ELECTROSTATICS BYU 35

1. Energy Analysis

The total electrostatic energy of a point charge $Q$ at the center of a conducting shell (inner radius $R$, thickness $t$) differs from its free-space energy because the electric field is zero within the conductor’s volume. This reduction in energy is:

$$ U_{reduction} = \int_{R}^{R+t} \frac{1}{2}\epsilon_0 E^2 d\tau \approx \frac{kQ^2}{2} \left( \frac{1}{R} – \frac{1}{R+t} \right) \approx \frac{kQ^2 t}{2R^2} $$

(Assuming $t \ll R$).

2. Calculating States

Initial State ($U_i$):

• Sphere 1 ($R=r$): Charge $q$. Reduction $\propto \frac{q^2}{r^2}$.
• Sphere 2 ($R=3r$): Charge $2q$. Reduction $\propto \frac{(2q)^2}{(3r)^2} = \frac{4q^2}{9r^2}$.

Final State ($U_f$):

• Sphere 1 ($R=r$): Charge $2q$. Reduction $\propto \frac{(2q)^2}{r^2} = \frac{4q^2}{r^2}$.
• Sphere 2 ($R=3r$): Charge $q$. Reduction $\propto \frac{q^2}{(3r)^2} = \frac{q^2}{9r^2}$.

3. Work Calculation

The “Base” energy (infinite self-energy of points) is constant. We only look at changes in the reduction term (binding energy). A larger reduction means lower total energy.

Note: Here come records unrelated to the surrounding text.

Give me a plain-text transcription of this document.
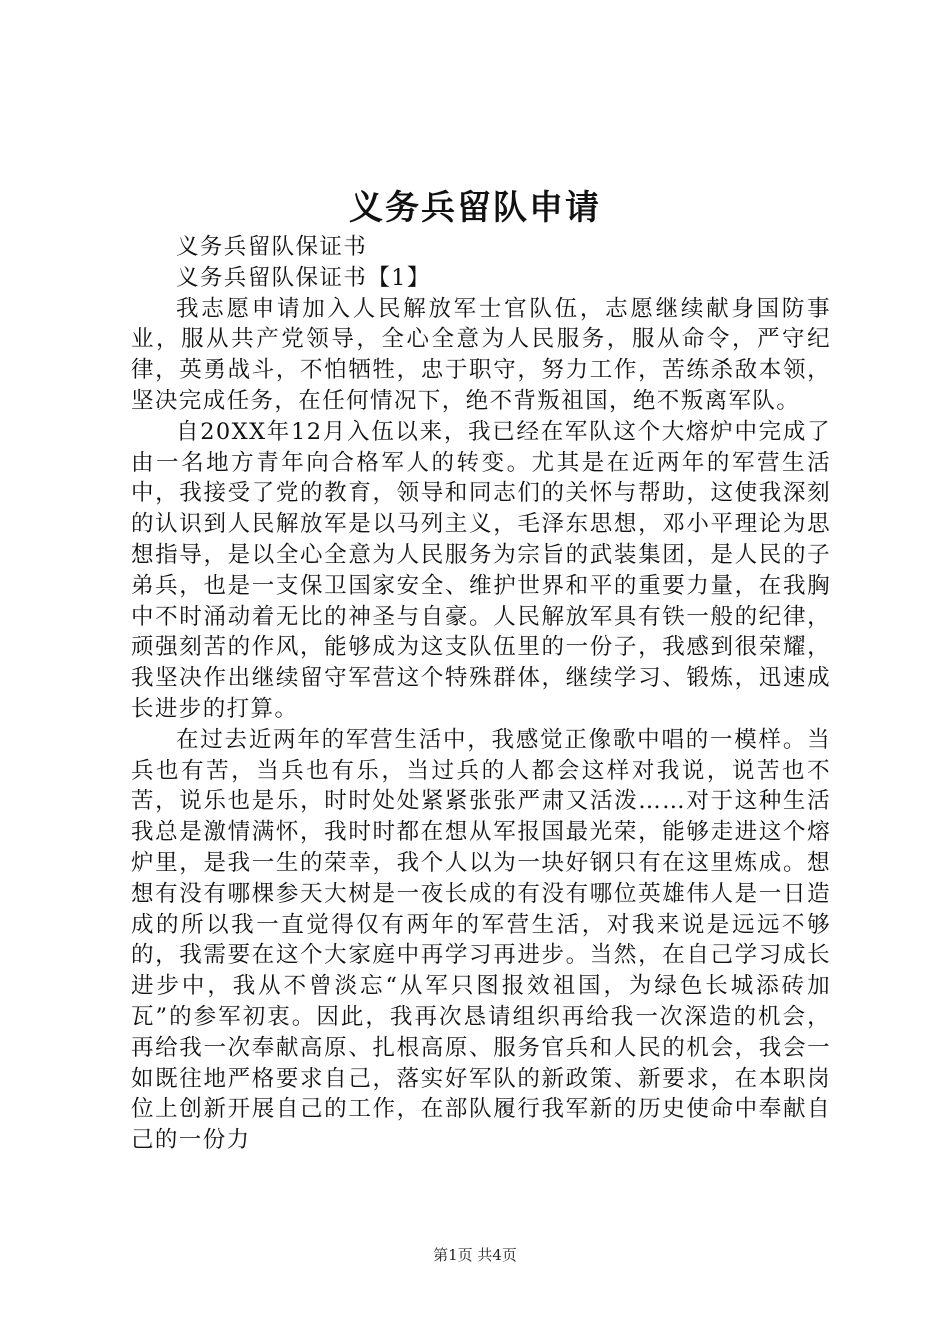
义务兵留队申请

义务兵留队保证书

义务兵留队保证书【1】

我志愿申请加入人民解放军士官队伍，志愿继续献身国防事业，服从共产党领导，全心全意为人民服务，服从命令，严守纪律，英勇战斗，不怕牺牲，忠于职守，努力工作，苦练杀敌本领，坚决完成任务，在任何情况下，绝不背叛祖国，绝不叛离军队。

自20XX年12月入伍以来，我已经在军队这个大熔炉中完成了由一名地方青年向合格军人的转变。尤其是在近两年的军营生活中，我接受了党的教育，领导和同志们的关怀与帮助，这使我深刻的认识到人民解放军是以马列主义，毛泽东思想，邓小平理论为思想指导，是以全心全意为人民服务为宗旨的武装集团，是人民的子弟兵，也是一支保卫国家安全、维护世界和平的重要力量，在我胸中不时涌动着无比的神圣与自豪。人民解放军具有铁一般的纪律，顽强刻苦的作风，能够成为这支队伍里的一份子，我感到很荣耀，我坚决作出继续留守军营这个特殊群体，继续学习、锻炼，迅速成长进步的打算。

在过去近两年的军营生活中，我感觉正像歌中唱的一模样。当兵也有苦，当兵也有乐，当过兵的人都会这样对我说，说苦也不苦，说乐也是乐，时时处处紧紧张张严肃又活泼……对于这种生活我总是激情满怀，我时时都在想从军报国最光荣，能够走进这个熔炉里，是我一生的荣幸，我个人以为一块好钢只有在这里炼成。想想有没有哪棵参天大树是一夜长成的有没有哪位英雄伟人是一日造成的所以我一直觉得仅有两年的军营生活，对我来说是远远不够的，我需要在这个大家庭中再学习再进步。当然，在自己学习成长进步中，我从不曾淡忘“从军只图报效祖国，为绿色长城添砖加瓦”的参军初衷。因此，我再次恳请组织再给我一次深造的机会，再给我一次奉献高原、扎根高原、服务官兵和人民的机会，我会一如既往地严格要求自己，落实好军队的新政策、新要求，在本职岗位上创新开展自己的工作，在部队履行我军新的历史使命中奉献自己的一份力

第1页 共4页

$$ W = U_f – U_i = (U_{red, i}) – (U_{red, f}) $$

(Since $U_{sys} = U_{base} – U_{red}$).

$$ \Delta U_{red} = \frac{kt}{2} \left[ \left( \frac{4q^2}{r^2} + \frac{q^2}{9r^2} \right) – \left( \frac{q^2}{r^2} + \frac{4q^2}{9r^2} \right) \right] $$ $$ \Delta U_{red} = \frac{ktq^2}{2r^2} \left[ 4 + \frac{1}{9} – 1 – \frac{4}{9} \right] = \frac{ktq^2}{2r^2} \left[ 3 – \frac{1}{3} \right] = \frac{ktq^2}{2r^2} \left( \frac{8}{3} \right) $$

The final state has a larger reduction (field eliminated in a region where it is stronger, i.e., near the smaller sphere). Thus, the final energy is lower. Work done is negative.

$$ W = – \frac{4 k t q^2}{3 r^2} $$

Substitute $t = 0.05r = r/20$:

$$ W = – \frac{4 k (r/20) q^2}{3 r^2} = – \frac{k q^2}{15 r} $$